O seu trabalho é muito diferente hoje?

É bastante diferente, o tipo de trabalho evoluiu muito, desde 2008 ou 2009. Há dez anos havia uma percentagem de obra nova muito grande e a área da reabilitação era quase residual. Isso inverteu-se completamente. De obra nova tenho, neste momento, apenas pequenos projectos, os maiores estão parados. Tenho, em mãos, alguns projetos ligados à saúde e ao turismo em S. Tomé e Príncipe, onde temos um parceiro local. Em Portugal, que é onde temos o grosso do trabalho, fazemos muita reabilitação e intervenção em zonas históricas, um misto de destino e de vocação, e temos também muitas intervenções na área do turismo, o que nos fez, até agora, ter alguma capacidade de resistência. São duas áreas que sofreram menos.

O que é que mudou na arquitectura em Portugal, desde que começou a trabalhar?

A arquitectura esteve muito na moda, saíram muitos arquitectos das faculdades, o que fez com que a crise tenha tido maior impacto, porque não havia capacidade de absorção de tantos formados na profissão; no entanto, houve um factor que me parece positivo: as áreas de actuação da profissão expandiram-se muito. Hoje vemos, por exemplo, muitos arquitectos a actuar na área da fiscalização e na gestão de património imobiliário. São áreas de actuação que agora fazem parte da profissão. A minha geração estava mal habituada, nós só queríamos projectar. Neste momento, os profissionais já encaram outras vertentes com naturalidade e adaptam-se facilmente. Quando eu comecei a trabalhar também não havia directores de obra arquitectos, eram só engenheiros. Actualmente já há, e é positivo, porque partilhamos a mesma gramática.

E com a BETAR também fala a mesma língua?

Sim. Temo-nos entendido muito bem, tenho trabalhado com a BETAR sobretudo na área da reabilitação, em projectos com alguma complexidade, como a antiga residência do embaixador do Reino Unido, uma unidade hoteleira na Rua do Ouro e numa intervenção de especial dificuldade na ala nascente do Terreiro do Paço, em que a BETAR interveio de uma forma muito rigorosa e competente.

E o que mudou ao nível da divulgação e da ligação com os clientes?

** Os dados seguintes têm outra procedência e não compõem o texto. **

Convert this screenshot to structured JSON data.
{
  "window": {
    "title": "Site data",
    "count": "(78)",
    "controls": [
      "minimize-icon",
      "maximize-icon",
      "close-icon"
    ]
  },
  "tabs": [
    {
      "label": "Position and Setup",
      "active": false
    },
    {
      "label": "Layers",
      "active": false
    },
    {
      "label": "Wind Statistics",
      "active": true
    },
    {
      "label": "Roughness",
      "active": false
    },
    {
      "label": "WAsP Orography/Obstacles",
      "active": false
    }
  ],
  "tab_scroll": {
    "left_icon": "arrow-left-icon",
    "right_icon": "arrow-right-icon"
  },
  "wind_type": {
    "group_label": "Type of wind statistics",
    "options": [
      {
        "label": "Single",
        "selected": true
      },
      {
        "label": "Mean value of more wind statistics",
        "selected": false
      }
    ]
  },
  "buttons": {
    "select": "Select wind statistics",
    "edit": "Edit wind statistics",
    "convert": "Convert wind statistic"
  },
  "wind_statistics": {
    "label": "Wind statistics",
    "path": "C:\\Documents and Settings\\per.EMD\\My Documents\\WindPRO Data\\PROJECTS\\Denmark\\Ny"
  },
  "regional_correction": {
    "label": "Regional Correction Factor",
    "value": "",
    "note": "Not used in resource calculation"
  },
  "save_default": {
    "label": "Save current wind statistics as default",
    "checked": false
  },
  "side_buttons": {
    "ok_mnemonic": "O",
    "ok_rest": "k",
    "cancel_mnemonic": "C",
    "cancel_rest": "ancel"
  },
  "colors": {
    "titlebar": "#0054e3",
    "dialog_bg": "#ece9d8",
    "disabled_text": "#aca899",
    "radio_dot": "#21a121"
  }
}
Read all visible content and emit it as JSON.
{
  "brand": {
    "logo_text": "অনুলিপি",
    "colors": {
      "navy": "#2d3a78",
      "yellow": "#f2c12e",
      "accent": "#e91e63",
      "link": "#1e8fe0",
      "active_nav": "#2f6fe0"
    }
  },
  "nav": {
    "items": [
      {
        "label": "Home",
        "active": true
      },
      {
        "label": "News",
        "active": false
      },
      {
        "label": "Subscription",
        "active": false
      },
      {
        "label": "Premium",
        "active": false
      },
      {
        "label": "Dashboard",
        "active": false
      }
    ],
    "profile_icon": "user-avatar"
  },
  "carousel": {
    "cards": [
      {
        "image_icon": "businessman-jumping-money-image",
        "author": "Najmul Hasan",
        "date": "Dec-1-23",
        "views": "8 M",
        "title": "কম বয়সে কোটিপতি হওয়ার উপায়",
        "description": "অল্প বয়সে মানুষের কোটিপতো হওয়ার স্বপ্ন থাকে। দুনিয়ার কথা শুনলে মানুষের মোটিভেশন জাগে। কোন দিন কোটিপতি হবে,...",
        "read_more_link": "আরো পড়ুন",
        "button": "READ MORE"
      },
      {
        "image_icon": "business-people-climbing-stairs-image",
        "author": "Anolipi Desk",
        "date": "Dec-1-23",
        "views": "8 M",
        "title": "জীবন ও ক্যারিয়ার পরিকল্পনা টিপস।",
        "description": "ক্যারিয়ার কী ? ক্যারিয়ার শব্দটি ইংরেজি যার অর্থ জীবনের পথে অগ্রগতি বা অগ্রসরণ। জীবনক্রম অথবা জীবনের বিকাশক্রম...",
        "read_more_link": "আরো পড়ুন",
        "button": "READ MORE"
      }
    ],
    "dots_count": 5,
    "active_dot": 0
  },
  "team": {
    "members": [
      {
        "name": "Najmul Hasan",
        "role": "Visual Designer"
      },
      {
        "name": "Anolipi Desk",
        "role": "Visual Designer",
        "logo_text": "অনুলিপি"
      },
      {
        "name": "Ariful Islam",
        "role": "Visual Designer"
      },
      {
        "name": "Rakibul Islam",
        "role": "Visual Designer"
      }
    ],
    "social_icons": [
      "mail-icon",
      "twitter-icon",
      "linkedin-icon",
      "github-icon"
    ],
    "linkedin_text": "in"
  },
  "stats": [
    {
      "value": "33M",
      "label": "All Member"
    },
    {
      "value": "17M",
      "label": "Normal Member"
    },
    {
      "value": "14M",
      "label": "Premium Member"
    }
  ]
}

A projecção do lado mediático da arquitectura também mudou radicalmente nos últimos anos. Antigamente era uma espécie de sistema de castas, muito hermético, que criava alguns constrangimentos na própria divulgação da arquitectura; havia um certo desequilíbrio entre correntes estéticas e de pensamento. A internet veio alterar completamente esta realidade. Neste momento eu recebo quatro ou cinco newsletters diárias de arquitectura e todos os dias me espanto como é possível todos dias serem divulgadas obras com tanta qualidade. Perdeu-se um pouco o lado sensorial do papel, mas veio democratizar completamente a divulgação da arquitectura. Foi uma transformação radical. Primeiro, o star system foi enrolado neste movimento, uma pessoa acede a sites de divulgação de arquitectura e vê as grandes estrelas mundiais ao lado de arquitectos anónimos, e com o mesmo destaque. A divulgação passou a ser global. Por outro lado, essa revolução não se reflete propriamente no trabalho, ou seja, nas encomendas. A divulgação é importante, é mais fácil, mas é também muito mais pulverizada e julgo que a angariação de trabalho faz-se pelas mesmas vias, ninguém tem trabalho só porque apareceu num ou noutro site. É estimulante mas não tem reflexo na encomenda. O trabalho continua a vir pelas vias tradicionais, é fundamental conhecer pessoas, ser credível, ter trabalhado num programa semelhante, as áreas de atuação geográfica são, também, muito importantes…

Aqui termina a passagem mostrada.